¹ Université de Toulouse, INSA-CNRS-UPS, LPCNO, 135 Av. Rangueil, 31077, Toulouse, France
² Laboratoire d’Analyse et d’Architecture des Systèmes, CNRS, 7 avenue du Colonel Roche, 31077, Toulouse, France
³ Georgia Tech-CNRS International Research Laboratory, School of Electrical and Computer Engineering, Atlanta, GA, USA
⁴ Université Grenoble Alpes, Institut Néel, 38042, Grenoble, France

ⁿ lmlacroi@insa-toulouse.fr
^p tblon@insa-toulouse.fr

Received: 14 January 2022
Accepted: 9 April 2022
Published online: 4 May 2022

Abstract

Nowadays, wireless sensor networks (WSN) are becoming essential in our daily life. However, a major constraint concerns the energy power supply. Indeed, batteries need to be recharged or replaced often which implies a limited lifetime for WSN nodes. One alternative consists in harvesting mechanical energy from surrounding vibrations of the environment. Using finite element simulations, we report here a complete guideline to optimize a MEMS electromagnetic energy harvester consisting of an in-plane vibrating silicon frame supporting an array of micromagnets that faces a static 2D micro-coil.
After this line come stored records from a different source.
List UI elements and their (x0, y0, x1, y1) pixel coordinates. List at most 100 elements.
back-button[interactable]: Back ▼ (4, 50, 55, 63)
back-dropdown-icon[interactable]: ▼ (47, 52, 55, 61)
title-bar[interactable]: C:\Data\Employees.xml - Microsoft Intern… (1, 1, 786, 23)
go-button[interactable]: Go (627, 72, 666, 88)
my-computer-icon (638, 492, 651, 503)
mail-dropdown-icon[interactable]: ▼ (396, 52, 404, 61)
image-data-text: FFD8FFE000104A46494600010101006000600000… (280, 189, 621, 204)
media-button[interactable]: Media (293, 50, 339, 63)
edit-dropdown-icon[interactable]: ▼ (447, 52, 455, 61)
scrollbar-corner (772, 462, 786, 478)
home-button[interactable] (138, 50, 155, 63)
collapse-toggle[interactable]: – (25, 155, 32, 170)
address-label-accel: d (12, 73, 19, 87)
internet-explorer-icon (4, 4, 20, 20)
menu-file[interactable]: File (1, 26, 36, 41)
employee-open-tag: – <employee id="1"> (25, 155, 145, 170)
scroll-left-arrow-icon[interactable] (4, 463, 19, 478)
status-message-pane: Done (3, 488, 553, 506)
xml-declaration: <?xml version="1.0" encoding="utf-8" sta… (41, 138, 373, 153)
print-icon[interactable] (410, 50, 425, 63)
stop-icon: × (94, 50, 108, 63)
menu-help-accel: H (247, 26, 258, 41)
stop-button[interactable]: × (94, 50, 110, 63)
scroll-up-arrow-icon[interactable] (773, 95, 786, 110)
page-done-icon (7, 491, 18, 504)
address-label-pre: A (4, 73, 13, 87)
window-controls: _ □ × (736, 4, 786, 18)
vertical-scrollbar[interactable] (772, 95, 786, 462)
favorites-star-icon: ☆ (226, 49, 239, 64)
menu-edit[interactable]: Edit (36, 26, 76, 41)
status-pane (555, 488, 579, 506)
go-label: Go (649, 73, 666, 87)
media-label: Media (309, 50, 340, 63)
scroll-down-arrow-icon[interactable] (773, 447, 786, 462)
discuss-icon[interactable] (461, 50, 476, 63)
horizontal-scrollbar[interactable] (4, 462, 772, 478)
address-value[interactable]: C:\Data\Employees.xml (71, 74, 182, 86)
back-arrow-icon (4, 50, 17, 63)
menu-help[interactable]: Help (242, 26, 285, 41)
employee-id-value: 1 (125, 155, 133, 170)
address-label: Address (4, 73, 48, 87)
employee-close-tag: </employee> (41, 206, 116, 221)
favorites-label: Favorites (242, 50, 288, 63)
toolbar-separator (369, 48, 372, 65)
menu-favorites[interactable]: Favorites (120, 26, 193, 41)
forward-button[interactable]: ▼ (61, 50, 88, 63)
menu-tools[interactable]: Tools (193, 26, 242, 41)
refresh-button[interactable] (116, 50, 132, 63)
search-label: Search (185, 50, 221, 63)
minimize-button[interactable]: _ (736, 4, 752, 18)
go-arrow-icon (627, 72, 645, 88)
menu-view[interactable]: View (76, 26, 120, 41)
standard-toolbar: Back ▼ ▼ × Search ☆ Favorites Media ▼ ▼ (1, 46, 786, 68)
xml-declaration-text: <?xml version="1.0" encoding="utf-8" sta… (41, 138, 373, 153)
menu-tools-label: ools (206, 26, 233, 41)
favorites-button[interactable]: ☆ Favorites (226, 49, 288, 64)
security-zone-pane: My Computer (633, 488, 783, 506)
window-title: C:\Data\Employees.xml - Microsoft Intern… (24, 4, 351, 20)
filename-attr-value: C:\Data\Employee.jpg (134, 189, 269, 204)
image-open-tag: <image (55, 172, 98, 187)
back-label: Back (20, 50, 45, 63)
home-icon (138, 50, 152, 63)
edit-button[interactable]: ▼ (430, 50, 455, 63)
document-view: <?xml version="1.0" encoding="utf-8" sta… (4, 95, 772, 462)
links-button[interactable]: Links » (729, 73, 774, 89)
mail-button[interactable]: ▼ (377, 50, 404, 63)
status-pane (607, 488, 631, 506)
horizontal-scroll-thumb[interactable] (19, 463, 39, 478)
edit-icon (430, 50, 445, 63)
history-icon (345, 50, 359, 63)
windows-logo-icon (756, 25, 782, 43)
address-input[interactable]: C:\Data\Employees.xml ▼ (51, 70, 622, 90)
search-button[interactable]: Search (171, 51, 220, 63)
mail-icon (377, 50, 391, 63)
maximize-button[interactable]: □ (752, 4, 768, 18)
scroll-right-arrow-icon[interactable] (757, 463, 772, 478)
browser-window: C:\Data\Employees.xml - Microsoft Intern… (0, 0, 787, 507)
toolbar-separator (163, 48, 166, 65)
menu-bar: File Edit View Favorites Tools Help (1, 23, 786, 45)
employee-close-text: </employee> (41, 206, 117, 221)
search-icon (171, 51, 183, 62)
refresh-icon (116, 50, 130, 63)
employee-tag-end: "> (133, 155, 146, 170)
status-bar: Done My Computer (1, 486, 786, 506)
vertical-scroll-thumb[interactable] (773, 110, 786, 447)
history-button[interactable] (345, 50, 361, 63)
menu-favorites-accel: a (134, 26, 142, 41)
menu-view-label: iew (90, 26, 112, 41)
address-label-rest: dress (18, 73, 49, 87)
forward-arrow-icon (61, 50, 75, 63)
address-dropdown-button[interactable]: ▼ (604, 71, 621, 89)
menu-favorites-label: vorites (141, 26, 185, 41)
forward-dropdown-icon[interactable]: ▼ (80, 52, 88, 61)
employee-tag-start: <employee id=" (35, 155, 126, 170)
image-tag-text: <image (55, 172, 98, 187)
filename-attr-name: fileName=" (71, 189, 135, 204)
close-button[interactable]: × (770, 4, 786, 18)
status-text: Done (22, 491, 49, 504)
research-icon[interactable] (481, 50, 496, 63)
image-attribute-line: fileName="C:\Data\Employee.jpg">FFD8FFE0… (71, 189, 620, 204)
The dimensioning of the magnet array and the specific design of the coil are addressed, considering patterned 50 $\mathrm{\mu }$m thick NdFeB films with out of plane magnetization. The optimization of the electromechanical coupling which allows to efficiently convert the energy results from a trade-off between the high magnetic flux gradients produced by the micromagnets and the maximum number of turns of the facing coil.